Et l’Éternel dit à Moïse: Étends ta main sur la mer, et les eaux retourneront sur les Égyptiens, sur leurs chars et sur leurs cavaliers.
27 Musa elini denizin üzerine uzattı. Sabaha karşı deniz olağan haline döndü. Mısırlılar sulardan kaçarken RAB onları denizin ortasında silkip attı.
Et Moïse étendit sa main sur la mer: et, vers le matin, la mer reprit sa force; et les Égyptiens s’enfuirent à sa rencontre; et l’Éternel précipita les Égyptiens au milieu de la mer.
28 Geri dönen sular savaş arabalarını, atlıları, İsrailliler'in peşinden denize dalan firavunun bütün ordusunu yuttu. Onlardan bir kişi bile sağ kalmadı.
Et les eaux retournèrent et couvrirent les chars et les cavaliers de toute l’armée du Pharaon qui était entrée après eux dans la mer; il n’en resta pas même un seul.
29 Ama İsrailliler denizi kuru toprakta yürüyerek geçmişlerdi. Sular sağlarında, sollarında onlara duvar oluşturmuştu.
Et les fils d’Israël marchèrent à sec au milieu de la mer, et les eaux étaient pour eux un mur à leur droite et à leur gauche.
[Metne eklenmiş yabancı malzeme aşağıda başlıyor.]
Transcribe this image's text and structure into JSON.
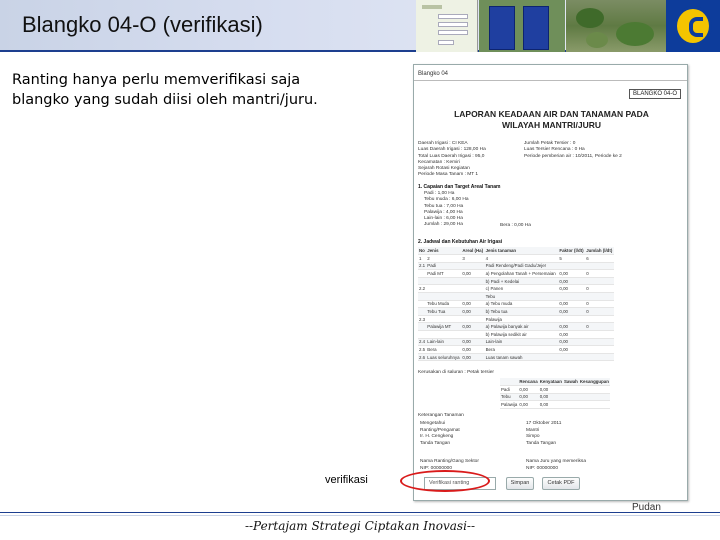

30 RAB o gün İsrailliler'i Mısırlılar'ın elinden kurtardı. İsrailliler deniz kıyısında Mısırlılar'ın ölülerini gördüler.
Et l’Éternel délivra en ce jour-là Israël de la main des Égyptiens, et Israël vit les Égyptiens morts sur le rivage de la mer.
31 RAB'bin Mısırlılar'a gösterdiği büyük gücü gören İsrail halkı RAB'den korkup O'na ve kulu Musa'ya güvendi.
Et Israël vit la grande puissance que l’Éternel avait déployée contre les Égyptiens; et le peuple craignit l’Éternel, et ils crurent à l’Éternel, et à Moïse son serviteur.